BET 🤞

We bet on it and it worked. This repository includes the scripts to train transformers (finetuneutils.py and torchutils.py) from Huggingface library with Pytorch. We load the data from module datautils.py. We prepared the main.py script to run the training and evaluation. Finally, we use the run_loop.py to run iteratively all the configuration for BET experiment: datasets, transformers and different augmentation languages.

Clustering Languages

We clustered all the Google Translation languages into the related language families based on the information provided in the Wikipedia info-boxes. The Romance branch is illustrated in the following figure.

Romance Languages

Backtranslation process

backtranslation data augmentation scheme

Results

The bold values in the table show how BET increased the performance. "all" stands for backtranslation from all the languages in our set. We also report the top-performing languages too.
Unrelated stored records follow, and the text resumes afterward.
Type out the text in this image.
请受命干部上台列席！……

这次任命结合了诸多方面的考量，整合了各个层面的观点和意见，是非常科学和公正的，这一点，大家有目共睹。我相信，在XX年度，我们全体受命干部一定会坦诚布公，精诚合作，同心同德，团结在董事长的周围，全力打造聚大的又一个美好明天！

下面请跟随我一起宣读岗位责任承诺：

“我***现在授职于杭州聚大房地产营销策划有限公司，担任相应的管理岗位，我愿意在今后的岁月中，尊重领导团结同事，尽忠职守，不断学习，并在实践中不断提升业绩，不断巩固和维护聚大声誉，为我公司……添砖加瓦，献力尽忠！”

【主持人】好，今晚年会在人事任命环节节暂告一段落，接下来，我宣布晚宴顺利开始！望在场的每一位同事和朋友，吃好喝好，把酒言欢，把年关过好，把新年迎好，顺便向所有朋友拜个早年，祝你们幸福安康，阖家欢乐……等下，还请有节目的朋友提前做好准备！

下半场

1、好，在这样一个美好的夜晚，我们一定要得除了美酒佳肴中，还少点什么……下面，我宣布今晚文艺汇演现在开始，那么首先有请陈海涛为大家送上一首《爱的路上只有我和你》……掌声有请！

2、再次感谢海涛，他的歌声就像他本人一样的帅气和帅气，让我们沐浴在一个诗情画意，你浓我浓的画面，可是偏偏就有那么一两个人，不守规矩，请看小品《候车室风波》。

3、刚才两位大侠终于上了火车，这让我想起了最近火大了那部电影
Model Data Accuracy F1-score Precision Recall
BERT baseline 0.802 0.858 0.820 0.899
BERT all 0.824 0.877 0.819 0.945
BERT Spanish 0.835 0.882 0.840 0.929
XLNet baseline 0.845 0.886 0.868 0.905
XLNet all 0.837 0.883 0.840 0.932
XLNet Japanese 0.860 0.897 0.877 0.919
RoBERTa baseline 0.874 0.906 0.898 0.914
RoBERTa all 0.872 0.907 0.877 0.939
RoBERTa Vietnamese 0.886 0.915 0.906 0.925
ALBERT baseline 0.853 0.890 0.885 0.895
ALBERT all 0.841 0.886 0.847 0.929
ALBERT Yoruba 0.867 0.902 0.884 0.922

Install dependencies

pip install -r requirements.txt

How do I cite BET?

For now, cite ... ,

@article{jphabdibet,
  title={BET: A Backtranslation Approach for Easy Data Augmentation in Transformer-based Paraphrase Identification Context},
  author={Corbeil, Jean-Philippe and Abdi Ghavidel, Hadi},
  journal={arXiv preprint},
  year={2020}
}

Disclaimer

Some parts of the code were inspired by HuggingFace Transformers Implementations.